I just want to add, the wine cooler does not work. is this still possible?


----------



## wsamsky (Jun 1, 2010)

Shouldn't be a problem as long as the ambient temperature isnt to hot in your house. Its usually recommended to store smokes at 70 degrees.


----------



## Rock31 (Sep 30, 2010)

I have not plugged mine in, temp around the fridge is 65-67 right now.


----------



## timtaylor1986 (Oct 27, 2010)

Rock31 said:


> I have not plugged mine in, temp around the fridge is 65-67 right now.

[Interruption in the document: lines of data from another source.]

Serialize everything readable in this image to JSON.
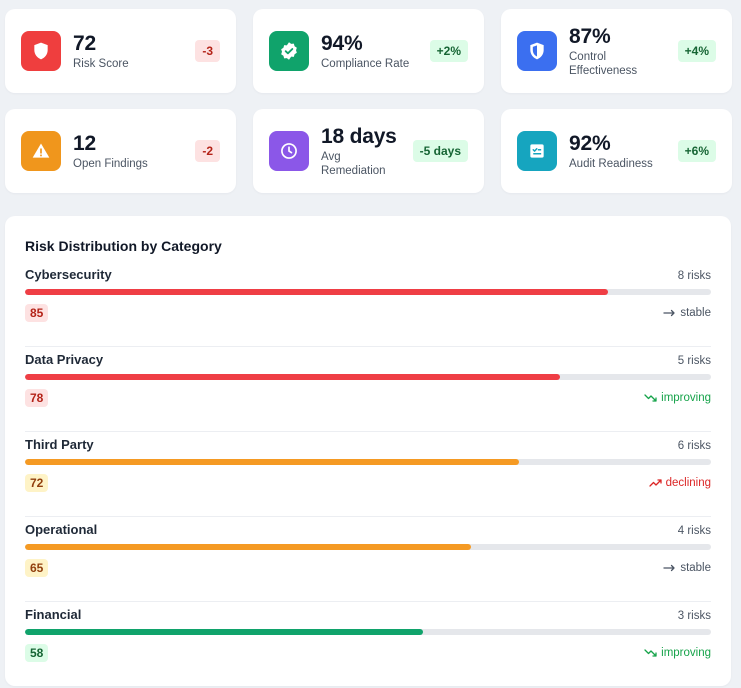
{
  "kpis": [
    {
      "value": "72",
      "label": "Risk Score",
      "delta": "-3",
      "icon": "shield-icon",
      "icon_bg": "#ef3e3e",
      "delta_tone": "red"
    },
    {
      "value": "94%",
      "label": "Compliance Rate",
      "delta": "+2%",
      "icon": "badge-check-icon",
      "icon_bg": "#10a36b",
      "delta_tone": "green"
    },
    {
      "value": "87%",
      "label": "Control Effectiveness",
      "delta": "+4%",
      "icon": "shield-half-icon",
      "icon_bg": "#3b6ff0",
      "delta_tone": "green"
    },
    {
      "value": "12",
      "label": "Open Findings",
      "delta": "-2",
      "icon": "warning-triangle-icon",
      "icon_bg": "#f0961c",
      "delta_tone": "red"
    },
    {
      "value": "18 days",
      "label": "Avg Remediation",
      "delta": "-5 days",
      "icon": "clock-icon",
      "icon_bg": "#8b57e8",
      "delta_tone": "green"
    },
    {
      "value": "92%",
      "label": "Audit Readiness",
      "delta": "+6%",
      "icon": "checklist-icon",
      "icon_bg": "#16a5bf",
      "delta_tone": "green"
    }
  ],
  "distribution": {
    "title": "Risk Distribution by Category",
    "categories": [
      {
        "name": "Cybersecurity",
        "count": "8 risks",
        "score": "85",
        "score_value": 85,
        "trend": "stable",
        "trend_icon": "arrow-right-icon",
        "color": "#ef3e45",
        "badge_bg": "#fde2e2",
        "badge_fg": "#b42318",
        "trend_color": "#4b5563"
      },
      {
        "name": "Data Privacy",
        "count": "5 risks",
        "score": "78",
        "score_value": 78,
        "trend": "improving",
        "trend_icon": "trend-down-icon",
        "color": "#ef3e45",
        "badge_bg": "#fde2e2",
        "badge_fg": "#b42318",
        "trend_color": "#16a34a"
      },
      {
        "name": "Third Party",
        "count": "6 risks",
        "score": "72",
        "score_value": 72,
        "trend": "declining",
        "trend_icon": "trend-up-icon",
        "color": "#f59a23",
        "badge_bg": "#fef3c7",
        "badge_fg": "#92400e",
        "trend_color": "#dc2626"
      },
      {
        "name": "Operational",
        "count": "4 risks",
        "score": "65",
        "score_value": 65,
        "trend": "stable",
        "trend_icon": "arrow-right-icon",
        "color": "#f59a23",
        "badge_bg": "#fef3c7",
        "badge_fg": "#92400e",
        "trend_color": "#4b5563"
      },
      {
        "name": "Financial",
        "count": "3 risks",
        "score": "58",
        "score_value": 58,
        "trend": "improving",
        "trend_icon": "trend-down-icon",
        "color": "#10a36b",
        "badge_bg": "#dcfce7",
        "badge_fg": "#166534",
        "trend_color": "#16a34a"
      }
    ]
  }
}
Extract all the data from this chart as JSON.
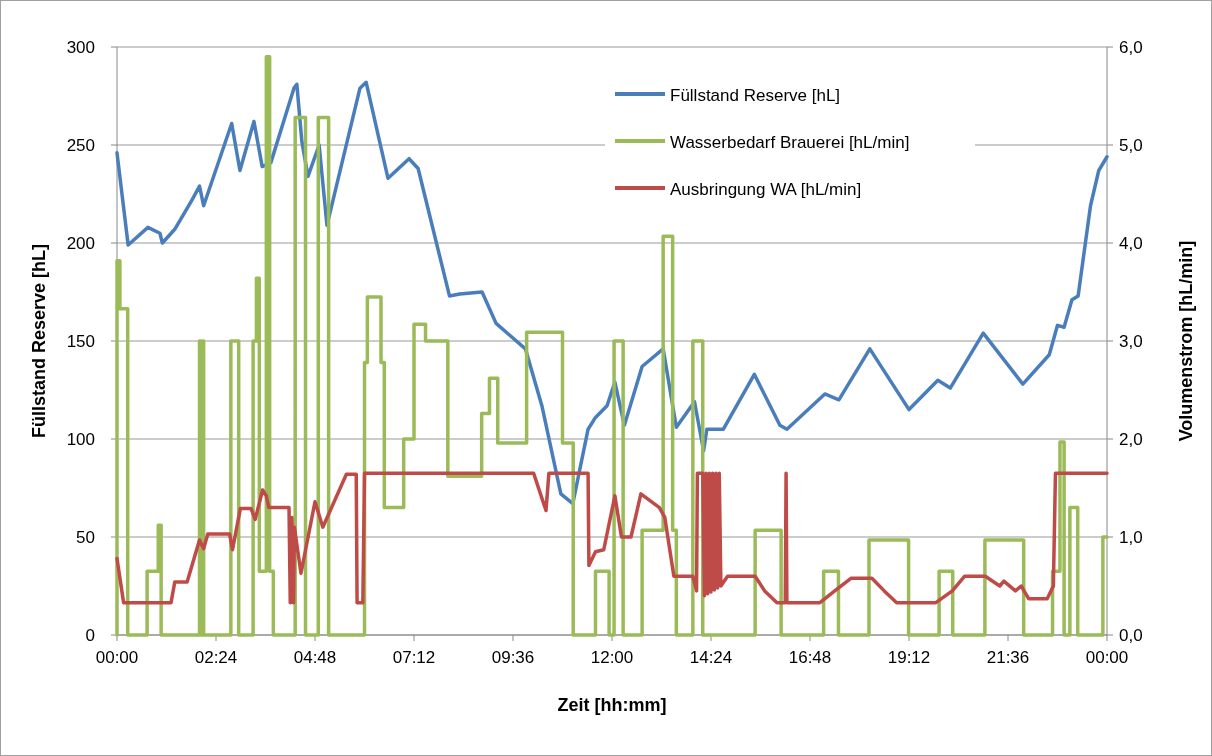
{
  "chart_data": {
    "type": "line",
    "xlabel": "Zeit [hh:mm]",
    "ylabel": "Füllstand Reserve [hL]",
    "y2label": "Volumenstrom [hL/min]",
    "xlim": [
      0,
      24
    ],
    "xticks": [
      {
        "value": 0,
        "label": "00:00"
      },
      {
        "value": 2.4,
        "label": "02:24"
      },
      {
        "value": 4.8,
        "label": "04:48"
      },
      {
        "value": 7.2,
        "label": "07:12"
      },
      {
        "value": 9.6,
        "label": "09:36"
      },
      {
        "value": 12,
        "label": "12:00"
      },
      {
        "value": 14.4,
        "label": "14:24"
      },
      {
        "value": 16.8,
        "label": "16:48"
      },
      {
        "value": 19.2,
        "label": "19:12"
      },
      {
        "value": 21.6,
        "label": "21:36"
      },
      {
        "value": 24,
        "label": "00:00"
      }
    ],
    "ylim": [
      0,
      300
    ],
    "yticks": [
      0,
      50,
      100,
      150,
      200,
      250,
      300
    ],
    "y2lim": [
      0,
      6
    ],
    "y2ticks": [
      {
        "value": 0,
        "label": "0,0"
      },
      {
        "value": 1,
        "label": "1,0"
      },
      {
        "value": 2,
        "label": "2,0"
      },
      {
        "value": 3,
        "label": "3,0"
      },
      {
        "value": 4,
        "label": "4,0"
      },
      {
        "value": 5,
        "label": "5,0"
      },
      {
        "value": 6,
        "label": "6,0"
      }
    ],
    "grid": "y",
    "legend": "top right",
    "marker": "none",
    "line_style": "solid",
    "series": [
      {
        "name": "Füllstand Reserve [hL]",
        "color": "#4a7ebb",
        "x": [
          0,
          0.27,
          0.75,
          1.04,
          1.1,
          1.4,
          1.82,
          2.0,
          2.1,
          2.78,
          2.98,
          3.32,
          3.52,
          3.73,
          4.29,
          4.36,
          4.48,
          4.63,
          4.9,
          5.09,
          5.89,
          6.04,
          6.57,
          7.08,
          7.3,
          8.06,
          8.31,
          8.85,
          9.19,
          9.9,
          10.3,
          10.76,
          11.05,
          11.42,
          11.6,
          11.88,
          12.07,
          12.3,
          12.73,
          13.24,
          13.56,
          14.0,
          14.22,
          14.3,
          14.7,
          15.45,
          16.07,
          16.24,
          17.16,
          17.5,
          18.25,
          19.2,
          19.9,
          20.2,
          21.0,
          21.96,
          22.6,
          22.8,
          22.96,
          23.15,
          23.3,
          23.6,
          23.8,
          24
        ],
        "values": [
          246,
          199,
          208,
          205,
          200,
          207,
          222,
          229,
          219,
          261,
          237,
          262,
          239,
          241,
          279,
          281,
          252,
          234,
          250,
          209,
          279,
          282,
          233,
          243,
          238,
          173,
          174,
          175,
          159,
          146,
          117,
          72,
          67,
          105,
          111,
          117,
          129,
          107,
          137,
          146,
          106,
          119,
          94,
          105,
          105,
          133,
          107,
          105,
          123,
          120,
          146,
          115,
          130,
          126,
          154,
          128,
          143,
          158,
          157,
          171,
          173,
          219,
          237,
          244
        ]
      },
      {
        "name": "Wasserbedarf Brauerei [hL/min]",
        "color": "#9bbb59",
        "axis": "y2",
        "x": [
          0,
          0,
          0.07,
          0.07,
          0.26,
          0.26,
          0.73,
          0.73,
          1.0,
          1.0,
          1.07,
          1.07,
          2.0,
          2.0,
          2.04,
          2.04,
          2.07,
          2.07,
          2.1,
          2.1,
          2.76,
          2.76,
          2.95,
          2.95,
          3.3,
          3.3,
          3.38,
          3.38,
          3.45,
          3.45,
          3.62,
          3.62,
          3.7,
          3.7,
          3.79,
          3.79,
          4.32,
          4.32,
          4.57,
          4.57,
          4.88,
          4.88,
          5.13,
          5.13,
          6.0,
          6.0,
          6.07,
          6.07,
          6.4,
          6.4,
          6.48,
          6.48,
          6.95,
          6.95,
          7.2,
          7.2,
          7.48,
          7.48,
          8.02,
          8.02,
          8.84,
          8.84,
          9.03,
          9.03,
          9.23,
          9.23,
          9.93,
          9.93,
          10.8,
          10.8,
          11.06,
          11.06,
          11.6,
          11.6,
          11.93,
          11.93,
          12.05,
          12.05,
          12.27,
          12.27,
          12.73,
          12.73,
          13.24,
          13.24,
          13.47,
          13.47,
          13.56,
          13.56,
          13.96,
          13.96,
          14.2,
          14.2,
          15.47,
          15.47,
          16.1,
          16.1,
          17.13,
          17.13,
          17.49,
          17.49,
          18.23,
          18.23,
          19.19,
          19.19,
          19.93,
          19.93,
          20.26,
          20.26,
          21.04,
          21.04,
          21.98,
          21.98,
          22.68,
          22.68,
          22.86,
          22.86,
          22.96,
          22.96,
          23.1,
          23.1,
          23.29,
          23.29,
          23.9,
          23.9,
          24
        ],
        "values": [
          0,
          3.82,
          3.82,
          3.33,
          3.33,
          0,
          0,
          0.65,
          0.65,
          1.12,
          1.12,
          0,
          0,
          3.0,
          3.0,
          0,
          0,
          3.0,
          3.0,
          0,
          0,
          3.0,
          3.0,
          0,
          0,
          3.0,
          3.0,
          3.64,
          3.64,
          0.65,
          0.65,
          5.9,
          5.9,
          0.65,
          0.65,
          0,
          0,
          5.28,
          5.28,
          0,
          0,
          5.28,
          5.28,
          0,
          0,
          2.78,
          2.78,
          3.45,
          3.45,
          2.78,
          2.78,
          1.3,
          1.3,
          2.0,
          2.0,
          3.17,
          3.17,
          3.0,
          3.0,
          1.62,
          1.62,
          2.26,
          2.26,
          2.62,
          2.62,
          1.96,
          1.96,
          3.09,
          3.09,
          1.96,
          1.96,
          0,
          0,
          0.65,
          0.65,
          0,
          0,
          3.0,
          3.0,
          0,
          0,
          1.07,
          1.07,
          4.07,
          4.07,
          1.07,
          1.07,
          0,
          0,
          3.0,
          3.0,
          0,
          0,
          1.07,
          1.07,
          0,
          0,
          0.65,
          0.65,
          0,
          0,
          0.97,
          0.97,
          0,
          0,
          0.65,
          0.65,
          0,
          0,
          0.97,
          0.97,
          0,
          0,
          0.65,
          0.65,
          1.97,
          1.97,
          0,
          0,
          1.3,
          1.3,
          0,
          0,
          1.0,
          1.0
        ]
      },
      {
        "name": "Ausbringung WA [hL/min]",
        "color": "#be4b48",
        "axis": "y2",
        "x": [
          0,
          0.16,
          1.31,
          1.4,
          1.7,
          2.0,
          2.1,
          2.2,
          2.73,
          2.8,
          2.99,
          3.25,
          3.35,
          3.53,
          3.62,
          3.68,
          4.17,
          4.2,
          4.24,
          4.28,
          4.3,
          4.46,
          4.8,
          4.99,
          5.56,
          5.8,
          5.82,
          5.96,
          6.0,
          10.1,
          10.4,
          10.47,
          11.42,
          11.44,
          11.6,
          11.8,
          12.07,
          12.23,
          12.46,
          12.7,
          13.15,
          13.28,
          13.5,
          13.96,
          14.05,
          14.07,
          14.2,
          14.24,
          14.28,
          14.32,
          14.36,
          14.4,
          14.44,
          14.48,
          14.52,
          14.56,
          14.6,
          14.64,
          14.8,
          15.47,
          15.7,
          16.0,
          16.2,
          16.22,
          16.24,
          17.04,
          17.4,
          17.8,
          18.3,
          18.6,
          18.9,
          19.85,
          20.25,
          20.55,
          21.05,
          21.4,
          21.5,
          21.78,
          21.92,
          22.1,
          22.55,
          22.7,
          22.75,
          24
        ],
        "values": [
          0.78,
          0.33,
          0.33,
          0.54,
          0.54,
          0.97,
          0.88,
          1.03,
          1.03,
          0.87,
          1.29,
          1.29,
          1.18,
          1.48,
          1.42,
          1.3,
          1.3,
          0.33,
          1.2,
          0.33,
          1.1,
          0.63,
          1.36,
          1.1,
          1.64,
          1.64,
          0.33,
          0.33,
          1.65,
          1.65,
          1.27,
          1.65,
          1.65,
          0.71,
          0.85,
          0.87,
          1.42,
          1.0,
          1.0,
          1.44,
          1.3,
          1.2,
          0.6,
          0.6,
          0.45,
          1.65,
          1.65,
          0.4,
          1.65,
          0.42,
          1.65,
          0.44,
          1.65,
          0.46,
          1.65,
          0.48,
          1.65,
          0.5,
          0.6,
          0.6,
          0.45,
          0.33,
          0.33,
          1.65,
          0.33,
          0.33,
          0.45,
          0.58,
          0.58,
          0.45,
          0.33,
          0.33,
          0.45,
          0.6,
          0.6,
          0.5,
          0.55,
          0.45,
          0.5,
          0.37,
          0.37,
          0.5,
          1.65,
          1.65
        ]
      }
    ]
  }
}
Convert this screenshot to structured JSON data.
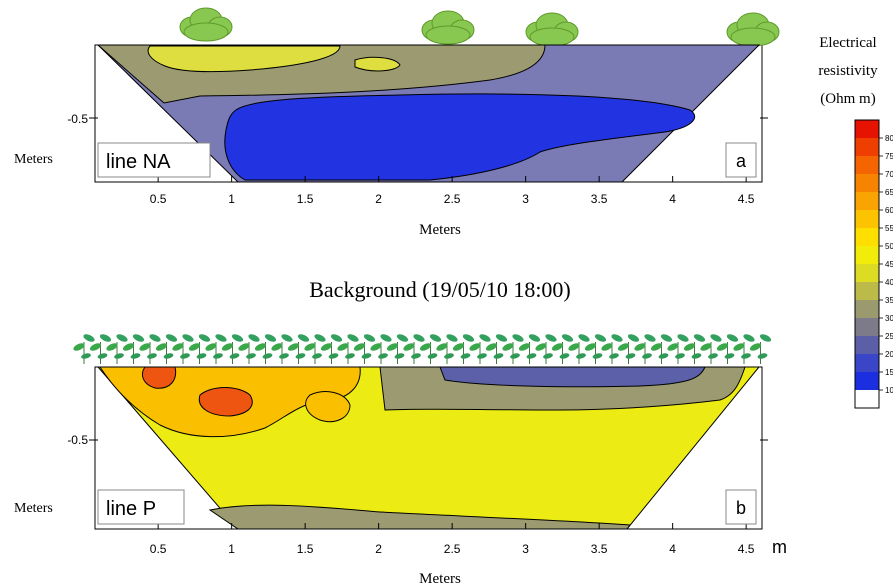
{
  "figure": {
    "title": "Background (19/05/10 18:00)",
    "colorbar": {
      "label_lines": [
        "Electrical",
        "resistivity",
        "(Ohm m)"
      ],
      "ticks": [
        10,
        15,
        20,
        25,
        30,
        35,
        40,
        45,
        50,
        55,
        60,
        65,
        70,
        75,
        80
      ],
      "colors": [
        "#1c2fe0",
        "#3a45c8",
        "#5a5fa8",
        "#7d7a8a",
        "#9b9a6e",
        "#bcbb4a",
        "#dcdc22",
        "#f1ec0a",
        "#ffdf00",
        "#fcc400",
        "#f9a400",
        "#f78400",
        "#f46400",
        "#ef3f00",
        "#e61300"
      ]
    }
  },
  "chart_data": [
    {
      "type": "heatmap",
      "panel_label": "a",
      "line_label": "line NA",
      "xlabel": "Meters",
      "ylabel": "Meters",
      "x_ticks": [
        "0.5",
        "1",
        "1.5",
        "2",
        "2.5",
        "3",
        "3.5",
        "4",
        "4.5"
      ],
      "y_ticks": [
        "-0.5"
      ],
      "xlim": [
        0.05,
        4.55
      ],
      "surface": "shrubs",
      "zones": [
        {
          "resistivity": 18,
          "color": "#7a7ab4",
          "desc": "background"
        },
        {
          "resistivity": 12,
          "color": "#2233e2",
          "desc": "deep conductive body"
        },
        {
          "resistivity": 28,
          "color": "#9c9a70",
          "desc": "near-surface"
        },
        {
          "resistivity": 38,
          "color": "#dede40",
          "desc": "shallow resistive"
        }
      ]
    },
    {
      "type": "heatmap",
      "panel_label": "b",
      "line_label": "line P",
      "xlabel": "Meters",
      "ylabel": "Meters",
      "x_unit": "m",
      "x_ticks": [
        "0.5",
        "1",
        "1.5",
        "2",
        "2.5",
        "3",
        "3.5",
        "4",
        "4.5"
      ],
      "y_ticks": [
        "-0.5"
      ],
      "xlim": [
        0.05,
        4.55
      ],
      "surface": "seedlings",
      "zones": [
        {
          "resistivity": 45,
          "color": "#ecec14",
          "desc": "background"
        },
        {
          "resistivity": 30,
          "color": "#9c9a70",
          "desc": "near-surface right"
        },
        {
          "resistivity": 18,
          "color": "#5c60a8",
          "desc": "shallow conductive"
        },
        {
          "resistivity": 55,
          "color": "#fac000",
          "desc": "shallow resistive"
        },
        {
          "resistivity": 70,
          "color": "#ee5510",
          "desc": "resistive core"
        }
      ]
    }
  ]
}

Thanks for the response ray. The fridge I am going to use, the compressor is out so I will not be plugging it in. Any advice? I will most likely keep it in my basement, the temp down there probably stays around 55-63 degrees during the winter. i am assuming in the closed fridge it will be about 65 degrees if not a little warm in it. how do you keep the humidity up and at what %? did you line yours with spanish cedar? thanks


----------



## wsamsky (Jun 1, 2010)

timtaylor1986 said:


> Thanks for the response ray. The fridge I am going to use, the compressor is out so I will not be plugging it in. Any advice? I will most likely keep it in my basement, the temp down there probably stays around 55-63 degrees during the winter. i am assuming in the closed fridge it will be about 65 degrees if not a little warm in it. how do you keep the humidity up and at what %? did you line yours with spanish cedar? thanks


Alot of people on this forum use heartfelt beads for humidification of their fridegdors and coolidors. They are low maintanence and hold rock solid humidity. I have not lined mine with cedar but do have some cedar blocks in their.


----------